The board looked like Monopoly. Numbered spaces. Task cards. A die. Game pieces. But instead of buying streets – students solved grammar tasks. Nouns. Adjectives. Pronouns. Numbers. Everything usually learned from textbooks – now part of a game. And it wasn’t boring. It was challenging. It was competitive. It was – fun.

QR Codes, Team Work, and "Mali Zabavnik"

The game wasn’t just rolling dice and moving pieces. Students were divided into teams. Each team had tasks – individual and group. Some tasks were in the form of QR codes they scanned with phones. Some were in “Mali Zabavnik” – a magazine they used as additional literature. Some were textual – reading passages and identifying grammatical categories.

Each team had its own strategy. Some chose easier tasks to collect points quickly. Some went for harder tasks because they brought more points. Some agreed on who would solve what, who was best at nouns, who at pronouns. And even students who weren’t directly participating in the game – didn’t sit passively. They followed what other teams were doing. Scored answers. Checked accuracy. Were part of the process. This wasn’t passive teaching. This was an activity where everyone had a role. And everyone learned – either through playing, through observing, or through evaluating.

Learning That Stays

Grammar is often perceived as boring. Rules. Tables. Declensions. Conjugations. Something learned by heart and forgotten as soon as the test passes. But when grammar becomes part of a game – the perspective changes. Students don’t learn rules because they have to. They learn them because they need them to solve a task, win points, win the game. And when they participate in making the game themselves – they understand it on another level. They know why a question is posed exactly that way. They know what the challenge was. They know how the game is won.

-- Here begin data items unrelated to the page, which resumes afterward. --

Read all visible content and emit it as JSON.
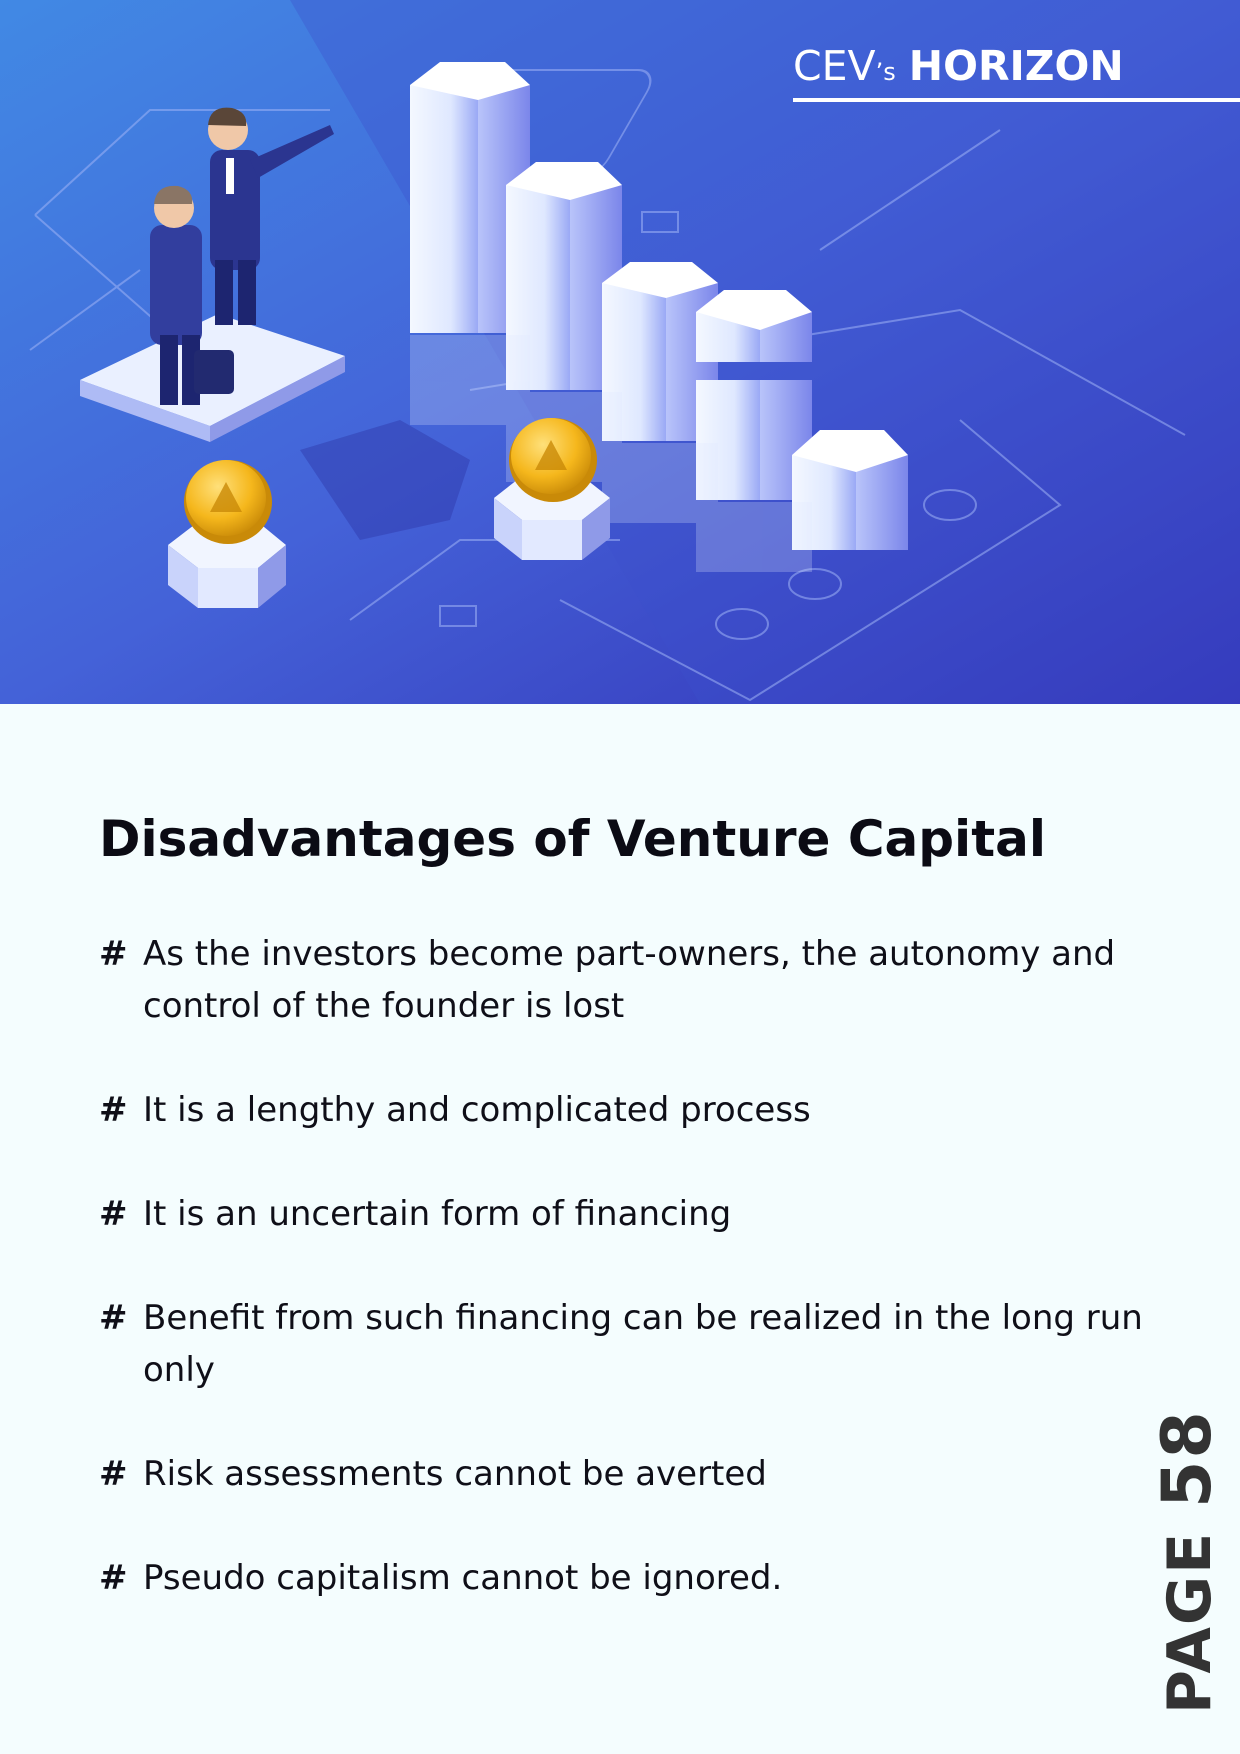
{
  "brand": {
    "prefix": "CEV",
    "suffix": "’s",
    "name": "HORIZON"
  },
  "colors": {
    "hero_start": "#3f7fe0",
    "hero_end": "#3333b8",
    "coin": "#f5b71c",
    "background": "#f4fdfe",
    "text": "#0f0f18"
  },
  "article": {
    "title": "Disadvantages of Venture Capital",
    "bullet_marker": "#",
    "bullets": [
      "As the investors become part-owners, the autonomy and control of the founder is lost",
      "It is a lengthy and complicated process",
      "It is an uncertain form of financing",
      "Benefit from such financing can be realized in the long run only",
      "Risk assessments cannot be averted",
      "Pseudo capitalism cannot be ignored."
    ]
  },
  "page": {
    "label": "PAGE",
    "number": "58"
  }
}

Marina Gavi didn’t just design a game. She created an activity where students take responsibility for their learning process. Where they collaborate. Where they apply knowledge functionally. Where grammar isn’t the goal – it’s a tool. Grading was aligned with student engagement and achievement. Tasks were adapted to all levels. And everyone had a chance to contribute – regardless of how well they know grammar. This wasn’t just a Serbian language class. This was an example of how learning through games can be just as serious as traditional teaching – but much more effective. And more fun. Because when students help make a game and then play it – they don’t just learn grammar. They learn how knowledge is used. And that’s a lesson that stays.